Today, more than ever, network operators are looking for solutions that will cover the most modern telecommunications trends, in term of efficiencies and traffic capability. In wireless networks an efficient solution in terms of capacity per Hertz of bandwidth used is to transmit two RF signals with Co-Channel Dual Polarized electro-magnetic field, with the same antenna (usually called H- and V-signals). Co-Channel Dual Polarization (CCDP) doubles the capacity of a wireless transmission network with a clear advantage to the network operator at the dense frequency bands, both in terms of capacity and in terms of frequency re-use.
Microwave radio energy travels in waves, transmitting in both horizontal and vertical directions. This physical phenomenon enables the transmission of RF waves on both polarizations at the same time. Co-channel dual-polarization operation provides two parallel communication channels over the same link with orthogonal polarizations, thus doubling the link capacity. Separate and independent signals are transmitted over the same wireless channel using a single cross polar antenna.
Despite the orthogonality of the two signals, some interference between the signals almost inevitably occurs, due to imperfect antenna isolation and channel degradation (typically rain depolarization effects).
The main technique to use the CCDP channels, and cancel the effects of the interference is called Cross polarization Interference Cancellation (XPIC).
FIG. 1 shows the high-level block diagram of the receiver side of a known XPIC system.
The system 1 comprises a cross-polarization antenna 2 which receives two orthogonally polarized radio signals, a vertically polarized signal 4a and a horizontally polarized signal 4b, which are both QAM modulated.
A vertical modem 3a and a horizontal modem 3b are provided for respectively receiving the vertically polarized signal 4a and the horizontally polarized signal 4b detected by antenna 2. In particular, the modems contain demodulators 5a and 5b for performing demodulation of a base-band signal and the demodulated base-band signals so obtained are exchanged between the two modems, so as to carry out the cross-polar cancellation. Specifically, after an Analog-to-Digital conversion and band-pass filtering 6a and 6b of both the polar and the cross-polar signals in both modems, the subtraction of the cross-polar signal from the polar signal is performed in nodes 7a and 7b, thus canceling the cross-polar interference. The cross-polar canceller of each modem processes and combines the signals from the two receiving paths to recover the original, independent signals.
A modern trend with existing technology is to use wireless system with Adaptive Modulation functionality. The use of Adaptive Modulation offers an increased capacity over the same radio frequency channel, during periods with favorable propagation conditions. This is obtained using modulation schemes higher than those used to dimension the link for a guarantee capacity and related to a licensed spectrum efficiency class. This results in a higher capacity even with a lower availability due to reduced link budget (according the higher Bit Error Rate threshold and reducing transmission power to improve linearity).

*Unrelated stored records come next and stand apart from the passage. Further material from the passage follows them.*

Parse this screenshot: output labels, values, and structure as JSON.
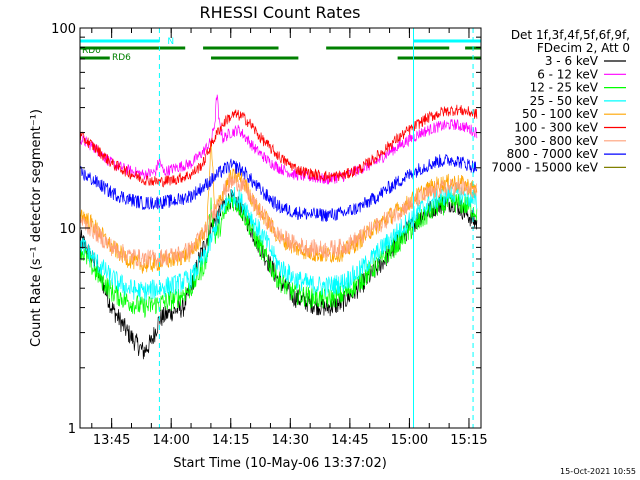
{
  "chart_data": {
    "type": "line",
    "title": "RHESSI Count Rates",
    "xlabel": "Start Time (10-May-06 13:37:02)",
    "ylabel": "Count Rate (s⁻¹ detector segment⁻¹)",
    "x_unit": "minutes since 13:37:02",
    "xlim": [
      0,
      101
    ],
    "ylim": [
      1,
      100
    ],
    "yscale": "log",
    "x_ticks": [
      {
        "t": 7.97,
        "label": "13:45"
      },
      {
        "t": 22.97,
        "label": "14:00"
      },
      {
        "t": 37.97,
        "label": "14:15"
      },
      {
        "t": 52.97,
        "label": "14:30"
      },
      {
        "t": 67.97,
        "label": "14:45"
      },
      {
        "t": 82.97,
        "label": "15:00"
      },
      {
        "t": 97.97,
        "label": "15:15"
      }
    ],
    "y_ticks": [
      {
        "v": 1,
        "label": "1"
      },
      {
        "v": 10,
        "label": "10"
      },
      {
        "v": 100,
        "label": "100"
      }
    ],
    "legend": {
      "position": "right",
      "header": [
        "Det 1f,3f,4f,5f,6f,9f,",
        "FDecim 2, Att 0"
      ]
    },
    "series": [
      {
        "name": "3 - 6 keV",
        "color": "#000000",
        "points": [
          [
            0,
            9
          ],
          [
            4,
            6.5
          ],
          [
            8,
            4
          ],
          [
            12,
            3
          ],
          [
            16,
            2.4
          ],
          [
            18,
            2.7
          ],
          [
            20,
            3.5
          ],
          [
            23,
            3.8
          ],
          [
            26,
            4
          ],
          [
            28,
            5
          ],
          [
            30,
            7
          ],
          [
            33,
            10
          ],
          [
            36,
            13
          ],
          [
            38,
            14
          ],
          [
            40,
            13
          ],
          [
            42,
            11
          ],
          [
            44,
            9
          ],
          [
            47,
            7
          ],
          [
            50,
            5.5
          ],
          [
            54,
            4.5
          ],
          [
            58,
            4.2
          ],
          [
            62,
            4
          ],
          [
            66,
            4.2
          ],
          [
            70,
            5
          ],
          [
            74,
            6
          ],
          [
            78,
            7.5
          ],
          [
            82,
            9.5
          ],
          [
            86,
            11.5
          ],
          [
            90,
            13
          ],
          [
            94,
            13.5
          ],
          [
            97,
            12
          ],
          [
            100,
            10.5
          ]
        ]
      },
      {
        "name": "6 - 12 keV",
        "color": "#ff00ff",
        "points": [
          [
            0,
            28
          ],
          [
            4,
            25
          ],
          [
            8,
            21
          ],
          [
            12,
            19.5
          ],
          [
            16,
            18.5
          ],
          [
            19,
            19
          ],
          [
            20,
            22
          ],
          [
            21,
            19
          ],
          [
            24,
            20
          ],
          [
            28,
            21
          ],
          [
            31,
            24
          ],
          [
            33,
            27
          ],
          [
            34,
            34
          ],
          [
            34.5,
            48
          ],
          [
            35,
            34
          ],
          [
            36,
            28
          ],
          [
            38,
            30
          ],
          [
            40,
            31
          ],
          [
            42,
            28
          ],
          [
            44,
            25
          ],
          [
            47,
            22
          ],
          [
            50,
            20
          ],
          [
            54,
            18.5
          ],
          [
            58,
            18
          ],
          [
            62,
            17.5
          ],
          [
            66,
            18
          ],
          [
            70,
            19.5
          ],
          [
            74,
            21
          ],
          [
            78,
            24
          ],
          [
            82,
            27
          ],
          [
            86,
            30
          ],
          [
            90,
            32
          ],
          [
            94,
            33
          ],
          [
            97,
            32
          ],
          [
            100,
            30
          ]
        ]
      },
      {
        "name": "12 - 25 keV",
        "color": "#00ff00",
        "points": [
          [
            0,
            8
          ],
          [
            4,
            6
          ],
          [
            8,
            4.8
          ],
          [
            12,
            4.3
          ],
          [
            16,
            4
          ],
          [
            20,
            4.2
          ],
          [
            24,
            4.4
          ],
          [
            28,
            5
          ],
          [
            32,
            7
          ],
          [
            33,
            13
          ],
          [
            34,
            9
          ],
          [
            36,
            11
          ],
          [
            38,
            14
          ],
          [
            40,
            13
          ],
          [
            42,
            11
          ],
          [
            44,
            9
          ],
          [
            47,
            7
          ],
          [
            50,
            5.5
          ],
          [
            54,
            4.7
          ],
          [
            58,
            4.5
          ],
          [
            62,
            4.4
          ],
          [
            66,
            4.6
          ],
          [
            70,
            5.3
          ],
          [
            74,
            6.3
          ],
          [
            78,
            7.6
          ],
          [
            82,
            9.2
          ],
          [
            86,
            11
          ],
          [
            90,
            12.8
          ],
          [
            94,
            13.5
          ],
          [
            97,
            13
          ],
          [
            100,
            12
          ]
        ]
      },
      {
        "name": "25 - 50 keV",
        "color": "#00ffff",
        "points": [
          [
            0,
            8.5
          ],
          [
            4,
            6.8
          ],
          [
            8,
            5.6
          ],
          [
            12,
            5
          ],
          [
            16,
            4.8
          ],
          [
            20,
            5
          ],
          [
            24,
            5.2
          ],
          [
            28,
            5.6
          ],
          [
            32,
            7.5
          ],
          [
            34,
            10
          ],
          [
            36,
            12.5
          ],
          [
            38,
            14.5
          ],
          [
            40,
            14
          ],
          [
            42,
            12.5
          ],
          [
            44,
            10.5
          ],
          [
            47,
            8.5
          ],
          [
            50,
            6.5
          ],
          [
            54,
            5.6
          ],
          [
            58,
            5.2
          ],
          [
            62,
            5.1
          ],
          [
            66,
            5.3
          ],
          [
            70,
            6
          ],
          [
            74,
            7.2
          ],
          [
            78,
            8.7
          ],
          [
            82,
            10.5
          ],
          [
            86,
            12.5
          ],
          [
            90,
            14
          ],
          [
            94,
            15
          ],
          [
            97,
            14.5
          ],
          [
            100,
            13.5
          ]
        ]
      },
      {
        "name": "50 - 100 keV",
        "color": "#ffa500",
        "points": [
          [
            0,
            12
          ],
          [
            4,
            10
          ],
          [
            8,
            8
          ],
          [
            12,
            7
          ],
          [
            16,
            6.5
          ],
          [
            20,
            6.7
          ],
          [
            24,
            7
          ],
          [
            28,
            7.5
          ],
          [
            32,
            10
          ],
          [
            33,
            28
          ],
          [
            34,
            12
          ],
          [
            36,
            15
          ],
          [
            38,
            18
          ],
          [
            40,
            18
          ],
          [
            42,
            16
          ],
          [
            44,
            13
          ],
          [
            47,
            11
          ],
          [
            50,
            9
          ],
          [
            54,
            8
          ],
          [
            58,
            7.5
          ],
          [
            62,
            7.3
          ],
          [
            66,
            7.5
          ],
          [
            70,
            8.5
          ],
          [
            74,
            10
          ],
          [
            78,
            11.5
          ],
          [
            82,
            13
          ],
          [
            86,
            15
          ],
          [
            90,
            16.5
          ],
          [
            94,
            17
          ],
          [
            97,
            16.5
          ],
          [
            100,
            15.5
          ]
        ]
      },
      {
        "name": "100 - 300 keV",
        "color": "#ff0000",
        "points": [
          [
            0,
            29
          ],
          [
            4,
            25
          ],
          [
            8,
            21
          ],
          [
            12,
            19
          ],
          [
            16,
            17.5
          ],
          [
            20,
            17
          ],
          [
            24,
            17.5
          ],
          [
            28,
            18.5
          ],
          [
            31,
            21
          ],
          [
            33,
            26
          ],
          [
            35,
            31
          ],
          [
            37,
            35
          ],
          [
            39,
            37
          ],
          [
            41,
            36
          ],
          [
            43,
            33
          ],
          [
            45,
            29
          ],
          [
            48,
            25
          ],
          [
            51,
            22
          ],
          [
            55,
            19.5
          ],
          [
            59,
            18.5
          ],
          [
            63,
            18
          ],
          [
            67,
            18.5
          ],
          [
            71,
            20
          ],
          [
            75,
            23
          ],
          [
            79,
            27
          ],
          [
            83,
            31
          ],
          [
            87,
            35
          ],
          [
            91,
            38
          ],
          [
            95,
            39
          ],
          [
            98,
            38
          ],
          [
            100,
            37
          ]
        ]
      },
      {
        "name": "300 - 800 keV",
        "color": "#ffa07a",
        "points": [
          [
            0,
            11
          ],
          [
            4,
            9.5
          ],
          [
            8,
            8
          ],
          [
            12,
            7.3
          ],
          [
            16,
            7
          ],
          [
            20,
            7.1
          ],
          [
            24,
            7.3
          ],
          [
            28,
            7.8
          ],
          [
            32,
            10
          ],
          [
            34,
            12.5
          ],
          [
            36,
            15
          ],
          [
            38,
            17
          ],
          [
            40,
            17
          ],
          [
            42,
            15.5
          ],
          [
            44,
            13
          ],
          [
            47,
            11
          ],
          [
            50,
            9.2
          ],
          [
            54,
            8.3
          ],
          [
            58,
            7.9
          ],
          [
            62,
            7.8
          ],
          [
            66,
            8
          ],
          [
            70,
            8.8
          ],
          [
            74,
            10
          ],
          [
            78,
            11.3
          ],
          [
            82,
            12.8
          ],
          [
            86,
            14.3
          ],
          [
            90,
            15.5
          ],
          [
            94,
            16
          ],
          [
            97,
            15.6
          ],
          [
            100,
            15
          ]
        ]
      },
      {
        "name": "800 - 7000 keV",
        "color": "#0000ff",
        "points": [
          [
            0,
            19
          ],
          [
            4,
            17
          ],
          [
            8,
            15
          ],
          [
            12,
            14
          ],
          [
            16,
            13.3
          ],
          [
            20,
            13.4
          ],
          [
            24,
            13.7
          ],
          [
            28,
            14.5
          ],
          [
            31,
            16
          ],
          [
            34,
            18
          ],
          [
            36,
            19.5
          ],
          [
            38,
            20.5
          ],
          [
            40,
            20
          ],
          [
            42,
            18.5
          ],
          [
            44,
            16.5
          ],
          [
            47,
            14.5
          ],
          [
            50,
            12.8
          ],
          [
            54,
            12
          ],
          [
            58,
            11.7
          ],
          [
            62,
            11.6
          ],
          [
            66,
            11.8
          ],
          [
            70,
            12.6
          ],
          [
            74,
            14
          ],
          [
            78,
            16
          ],
          [
            82,
            18
          ],
          [
            86,
            20
          ],
          [
            90,
            21.5
          ],
          [
            94,
            22
          ],
          [
            97,
            21
          ],
          [
            100,
            20
          ]
        ]
      },
      {
        "name": "7000 - 15000 keV",
        "color": "#808000",
        "points": []
      }
    ],
    "state_bars": [
      {
        "label": "RD0",
        "color": "#008000",
        "segments": [
          [
            0,
            26.5
          ],
          [
            31,
            50
          ],
          [
            62,
            93
          ],
          [
            97,
            101
          ]
        ]
      },
      {
        "label": "RD6",
        "color": "#008000",
        "segments": [
          [
            0,
            7.5
          ],
          [
            33,
            55
          ],
          [
            80,
            101
          ]
        ]
      },
      {
        "label": "N",
        "color": "#00ffff",
        "segments": [
          [
            0,
            20
          ],
          [
            84,
            101
          ]
        ]
      }
    ],
    "vertical_lines": [
      {
        "t": 20,
        "style": "dashed",
        "color": "#00ffff"
      },
      {
        "t": 84,
        "style": "solid",
        "color": "#00ffff"
      },
      {
        "t": 99,
        "style": "dashed",
        "color": "#00ffff"
      }
    ],
    "timestamp": "15-Oct-2021 10:55"
  }
}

Nowadays the technology challenge is to develop microwave radio links that are able to simultaneously support both functionalities, Adaptive Modulation and XPIC, to assure more and more traffic capability and a higher optimization of the radio link performances.
Problems with the existing solutions are related to the fact that the XPIC system previously described, albeit very efficient, is not fully optimized for Adaptive Modulation function and for new dynamic services.
In fact, using the XPIC solution above, with a fixed modulation radio link, no intercommunication channels between the two modems (managing horizontal and vertical polarization) are needed. The Digital Signal Processing block in the modem, which performs the cross polarized cancellation, works independently from the status of the modem which is processing the cross polarization.
On the contrary, if XPIC were combined with Adaptive Modulation or with these new kind of dynamic services, some communication between the two modems would be required, for sharing between them additional information such as modulation order, traffic rate, and any other available information that must be useful for Adaptive Modulation purposes.
The main disadvantage of the present solutions is hence the absence of a native communication channel between the two modems, unless to install extra wires or cables between the equipment, leading to extra production costs and greater complexity in term of installation.